Consulting giant PwC systematically frustrated the Tax Office by wrongfully claiming legal privilege over thousands of documents, according to the evidence of the former general counsel and chief executive in their first statements since they resigned following the tax leaks scandal.
Former chief executive Tom Seymour and general counsel Meredith Beattie appeared on Friday before a parliamentary committee examining structural challenges in the audit, assurance and consultancy industry in a hearing that became heated at several points during the day.
Current chief executive Kevin Burrowes was accused of misleading an earlier Senate inquiry for not disclosing he was being paid $1.2 million by the international arm of PwC while running the Australian firm.
While former chief Luke Sayers became visibly frustrated explaining his dealing with former Australian Taxation Office deputy commissioner Jeremy Hirschhorn, who he said liked to gossip, and “wax lyrical” and “pontificate” on PwC’s culture rather than use his regulatory powers to identify and rectify problems.
Friday’s inquiry was examining whether the partnership models at professional services firms were appropriate to continue with, and whether the regulation and law were adequate. The parliamentary probe was sparked after the Tax Practitioners Board last year found former PwC partner Peter Collins shared confidential government information on tax reform, and the federal police launched an investigation into the matter.

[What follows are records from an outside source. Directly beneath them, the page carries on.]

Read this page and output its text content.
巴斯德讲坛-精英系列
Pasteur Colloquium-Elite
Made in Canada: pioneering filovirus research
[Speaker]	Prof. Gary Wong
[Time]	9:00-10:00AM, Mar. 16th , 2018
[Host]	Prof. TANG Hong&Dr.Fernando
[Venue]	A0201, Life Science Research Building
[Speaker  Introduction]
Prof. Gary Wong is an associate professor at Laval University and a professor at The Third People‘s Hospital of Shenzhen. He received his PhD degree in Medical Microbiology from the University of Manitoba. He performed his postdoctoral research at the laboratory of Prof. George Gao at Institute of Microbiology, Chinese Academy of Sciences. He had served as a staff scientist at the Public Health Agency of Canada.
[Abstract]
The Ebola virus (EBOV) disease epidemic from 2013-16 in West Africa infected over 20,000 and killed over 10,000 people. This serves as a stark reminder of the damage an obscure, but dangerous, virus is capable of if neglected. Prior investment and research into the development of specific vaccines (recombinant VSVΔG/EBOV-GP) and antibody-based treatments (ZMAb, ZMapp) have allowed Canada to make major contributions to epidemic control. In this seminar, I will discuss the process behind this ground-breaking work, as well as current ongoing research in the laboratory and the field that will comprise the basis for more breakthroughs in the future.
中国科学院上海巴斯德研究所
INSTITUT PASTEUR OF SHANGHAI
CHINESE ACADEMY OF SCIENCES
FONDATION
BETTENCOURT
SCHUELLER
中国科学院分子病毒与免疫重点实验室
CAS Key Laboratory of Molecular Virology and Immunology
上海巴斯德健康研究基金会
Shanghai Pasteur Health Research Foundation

Seymour told the committee he had asked PwC lawyers to investigate Collins over a confidentiality breach in 2018, and was told there had not been a breach, adding he would have “loved that not to have happened”.
Earlier, Beattie said she had raised concerns with Sayers about how parts of the tax practice were operating while Seymour was its leader.
Around 2017-18, the Tax Office had asked the consulting giant to produce thousands of documents, putting the firm under huge pressure, the inquiry heard. Beattie claimed PwC’s tax division had not been appropriately responding to the ATO’s requests, laying the blame at the feet of Seymour.